En una colaboración pasada, cuando todavía era imposible escribir sin reticencias ni reservas, conté, zambulléndome en mi infancia, mis impresiones, tal vez meras sensaciones, las reacciones del niño medroso y atribulado por las circunstancias hostiles que descubría simultáneamente, con las de «moros y cristianos», las fiestas, si se prefiere la Fiesta, y Villena, el pueblo, esta comunidad viva a la que, no importa que ausente luego, me ataría de corazón para siempre. En ese número de este papel que registra realidades más soterradas y cotidianas que la crónica anual y notoria de un rito placentero, la corriente de su convivencia, aunque sea intersticial, vertí las emociones de entonces, aquel pasmo que a uno quizá le transportaría definitoria y definitivamente.

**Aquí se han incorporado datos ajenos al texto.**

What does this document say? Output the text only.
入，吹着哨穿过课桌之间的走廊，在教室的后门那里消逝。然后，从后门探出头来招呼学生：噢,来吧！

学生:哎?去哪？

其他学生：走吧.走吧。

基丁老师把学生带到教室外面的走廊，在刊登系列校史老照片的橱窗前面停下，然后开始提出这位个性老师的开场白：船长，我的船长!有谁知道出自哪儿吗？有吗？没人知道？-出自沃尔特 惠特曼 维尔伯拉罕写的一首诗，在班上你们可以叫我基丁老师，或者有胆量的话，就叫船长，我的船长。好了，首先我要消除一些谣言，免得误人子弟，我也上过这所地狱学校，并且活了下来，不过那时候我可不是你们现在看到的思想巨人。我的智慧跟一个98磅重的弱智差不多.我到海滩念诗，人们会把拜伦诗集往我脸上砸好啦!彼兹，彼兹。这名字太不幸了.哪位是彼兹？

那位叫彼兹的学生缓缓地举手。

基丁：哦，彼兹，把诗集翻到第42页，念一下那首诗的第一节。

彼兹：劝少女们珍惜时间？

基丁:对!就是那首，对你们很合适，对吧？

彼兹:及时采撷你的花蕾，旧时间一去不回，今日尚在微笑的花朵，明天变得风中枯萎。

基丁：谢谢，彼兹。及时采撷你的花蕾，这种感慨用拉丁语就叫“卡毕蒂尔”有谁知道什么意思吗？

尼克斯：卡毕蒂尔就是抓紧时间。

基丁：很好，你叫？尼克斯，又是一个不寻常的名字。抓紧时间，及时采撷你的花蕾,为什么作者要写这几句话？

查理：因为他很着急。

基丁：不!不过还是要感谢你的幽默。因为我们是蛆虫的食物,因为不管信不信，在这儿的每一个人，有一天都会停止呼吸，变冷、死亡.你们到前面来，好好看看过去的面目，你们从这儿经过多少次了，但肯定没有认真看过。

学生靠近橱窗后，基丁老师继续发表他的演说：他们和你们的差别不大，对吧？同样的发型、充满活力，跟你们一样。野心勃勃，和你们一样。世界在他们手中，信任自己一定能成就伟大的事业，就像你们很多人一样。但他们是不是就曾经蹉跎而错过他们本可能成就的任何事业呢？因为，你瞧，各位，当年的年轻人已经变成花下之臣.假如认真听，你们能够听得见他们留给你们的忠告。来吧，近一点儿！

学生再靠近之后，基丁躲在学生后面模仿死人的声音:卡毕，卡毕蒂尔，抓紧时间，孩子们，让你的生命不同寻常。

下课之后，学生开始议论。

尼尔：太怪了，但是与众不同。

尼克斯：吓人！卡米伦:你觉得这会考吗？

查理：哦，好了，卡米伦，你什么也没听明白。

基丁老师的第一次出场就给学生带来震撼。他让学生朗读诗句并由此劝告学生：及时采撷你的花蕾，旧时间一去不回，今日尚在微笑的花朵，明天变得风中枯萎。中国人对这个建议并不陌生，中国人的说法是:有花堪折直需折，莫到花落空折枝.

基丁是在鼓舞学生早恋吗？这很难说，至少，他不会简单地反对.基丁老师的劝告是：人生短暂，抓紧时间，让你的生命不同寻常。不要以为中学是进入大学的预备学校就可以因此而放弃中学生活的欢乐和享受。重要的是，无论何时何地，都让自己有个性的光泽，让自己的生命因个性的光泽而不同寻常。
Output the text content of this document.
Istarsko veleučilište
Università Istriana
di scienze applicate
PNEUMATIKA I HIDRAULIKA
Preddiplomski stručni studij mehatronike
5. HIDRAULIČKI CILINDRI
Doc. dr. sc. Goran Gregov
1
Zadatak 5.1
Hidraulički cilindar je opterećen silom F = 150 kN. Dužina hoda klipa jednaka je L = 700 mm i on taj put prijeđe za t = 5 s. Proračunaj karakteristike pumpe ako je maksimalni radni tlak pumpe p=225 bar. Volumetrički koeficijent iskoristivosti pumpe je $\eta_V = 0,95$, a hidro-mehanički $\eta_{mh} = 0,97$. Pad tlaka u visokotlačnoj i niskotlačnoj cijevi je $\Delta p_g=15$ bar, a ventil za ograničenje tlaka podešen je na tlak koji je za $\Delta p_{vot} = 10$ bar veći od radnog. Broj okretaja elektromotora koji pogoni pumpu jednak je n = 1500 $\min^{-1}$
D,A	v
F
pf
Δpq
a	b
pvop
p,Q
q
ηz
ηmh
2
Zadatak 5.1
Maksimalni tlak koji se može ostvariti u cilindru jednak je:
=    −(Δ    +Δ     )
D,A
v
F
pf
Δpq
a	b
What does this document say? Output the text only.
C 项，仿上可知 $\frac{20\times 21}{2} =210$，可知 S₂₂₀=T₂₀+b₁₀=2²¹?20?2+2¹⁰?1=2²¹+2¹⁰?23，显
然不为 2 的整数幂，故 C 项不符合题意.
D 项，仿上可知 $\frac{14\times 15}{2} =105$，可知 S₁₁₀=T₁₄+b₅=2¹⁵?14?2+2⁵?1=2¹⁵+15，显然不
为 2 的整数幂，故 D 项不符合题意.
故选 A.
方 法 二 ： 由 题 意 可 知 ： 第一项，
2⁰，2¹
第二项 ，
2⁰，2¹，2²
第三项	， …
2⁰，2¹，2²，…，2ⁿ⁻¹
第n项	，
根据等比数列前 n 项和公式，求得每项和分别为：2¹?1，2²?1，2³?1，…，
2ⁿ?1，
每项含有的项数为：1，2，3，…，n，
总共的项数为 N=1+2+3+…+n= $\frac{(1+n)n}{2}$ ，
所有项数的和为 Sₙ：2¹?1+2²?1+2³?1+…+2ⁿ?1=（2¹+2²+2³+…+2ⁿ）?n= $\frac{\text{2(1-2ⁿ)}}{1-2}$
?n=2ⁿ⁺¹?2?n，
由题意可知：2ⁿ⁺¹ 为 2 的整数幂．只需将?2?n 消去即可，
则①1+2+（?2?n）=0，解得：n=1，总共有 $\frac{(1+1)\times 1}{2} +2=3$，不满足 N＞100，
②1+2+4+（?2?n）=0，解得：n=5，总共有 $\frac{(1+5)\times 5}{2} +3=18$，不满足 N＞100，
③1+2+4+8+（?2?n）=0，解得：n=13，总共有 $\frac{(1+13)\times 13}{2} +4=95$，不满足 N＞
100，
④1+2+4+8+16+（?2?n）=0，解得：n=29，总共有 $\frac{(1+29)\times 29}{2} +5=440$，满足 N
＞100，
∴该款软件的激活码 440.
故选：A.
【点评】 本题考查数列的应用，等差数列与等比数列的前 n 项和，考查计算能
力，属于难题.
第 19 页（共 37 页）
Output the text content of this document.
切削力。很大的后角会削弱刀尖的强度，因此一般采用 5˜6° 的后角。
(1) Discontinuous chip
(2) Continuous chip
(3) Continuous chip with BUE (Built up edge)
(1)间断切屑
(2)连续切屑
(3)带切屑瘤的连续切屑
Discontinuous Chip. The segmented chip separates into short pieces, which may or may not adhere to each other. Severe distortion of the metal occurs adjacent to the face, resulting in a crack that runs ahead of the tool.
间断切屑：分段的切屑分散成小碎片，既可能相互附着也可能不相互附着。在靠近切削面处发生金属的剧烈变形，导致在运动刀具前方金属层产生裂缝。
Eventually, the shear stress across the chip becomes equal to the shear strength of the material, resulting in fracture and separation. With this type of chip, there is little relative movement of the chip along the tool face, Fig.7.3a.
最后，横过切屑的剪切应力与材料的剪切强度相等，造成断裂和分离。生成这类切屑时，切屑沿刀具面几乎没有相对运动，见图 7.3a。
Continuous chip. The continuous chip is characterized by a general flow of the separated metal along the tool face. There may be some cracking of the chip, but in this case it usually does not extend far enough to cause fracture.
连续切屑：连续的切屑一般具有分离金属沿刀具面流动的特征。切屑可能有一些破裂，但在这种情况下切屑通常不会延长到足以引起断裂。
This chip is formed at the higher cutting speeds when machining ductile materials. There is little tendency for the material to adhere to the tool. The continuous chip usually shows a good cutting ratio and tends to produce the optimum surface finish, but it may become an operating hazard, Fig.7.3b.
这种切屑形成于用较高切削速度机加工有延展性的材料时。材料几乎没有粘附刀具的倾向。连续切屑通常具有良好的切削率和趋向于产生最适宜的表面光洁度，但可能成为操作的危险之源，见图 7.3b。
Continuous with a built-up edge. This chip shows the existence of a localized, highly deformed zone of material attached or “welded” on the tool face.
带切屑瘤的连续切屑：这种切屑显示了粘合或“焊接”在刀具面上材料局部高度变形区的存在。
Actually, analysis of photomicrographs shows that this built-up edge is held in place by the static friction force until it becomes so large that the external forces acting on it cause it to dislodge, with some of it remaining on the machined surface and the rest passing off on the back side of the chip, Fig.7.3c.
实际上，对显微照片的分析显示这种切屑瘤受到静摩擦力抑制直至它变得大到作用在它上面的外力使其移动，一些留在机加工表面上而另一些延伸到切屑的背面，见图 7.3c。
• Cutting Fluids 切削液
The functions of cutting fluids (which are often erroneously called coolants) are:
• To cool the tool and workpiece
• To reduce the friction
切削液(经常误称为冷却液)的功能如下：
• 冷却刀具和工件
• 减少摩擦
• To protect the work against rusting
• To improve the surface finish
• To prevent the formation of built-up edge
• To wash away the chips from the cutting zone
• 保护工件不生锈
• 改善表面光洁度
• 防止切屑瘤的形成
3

Pero mi respuesta, quiero, necesito creer que espontánea, la precocidad tropieza con los límites, aunque fielmente preservada, no comprende, no atraerá jamás la otra, la que reclama mi interrogación. ¿Cómo fueron aquellas fiestas, las primeras mías y las primeras que, tras la violenta turbación de la guerra, aparecían embozadas, no sé si ocultas, en la no menos espantosa calamidad de una postguerra cuyas salpicaduras todavía nos alcanzan e incluso sobresaltan? ¿Qué diversión que no fuera la cruel y escarnecedora de la lustración era posible en un lugar de aquella España en que la mitad, es el cómodo decir, empujaba a la otra al paredón de las ejecuciones, a la muerte vicaria del exilio, al horror de las cárceles, al silencio, a las diarias humillaciones de una derrota despiadada? ¿Qué exceso, disipación, despilfarro, dones propios y venturosos de la fiesta, de todas, se harían en el seno árido de la miseria cutre y harapienta que anegaba en su pleamar irresistible al país de las cartillas de racionamiento, los comedores de Auxilio Social (sic), el estraperlo, la corrupción que ponía sus iniciales sillares, sólidos, rotundos, duraderos, benditos por supuesto? ¿Cómo se instalaba, alzaba allí, ápice de la desolación, en aquel universo concentracionario de hambre y angustia, el risueño catafalco de la fiesta? ¿Oro u oropel? ¿Verdad o mentira? ¿El jolgorio como pesadilla diurna? «Mira Nero de Tarpeya/ a Roma como se ardía,/ gritos dan niños e viejos,/ y él de nada se dolía».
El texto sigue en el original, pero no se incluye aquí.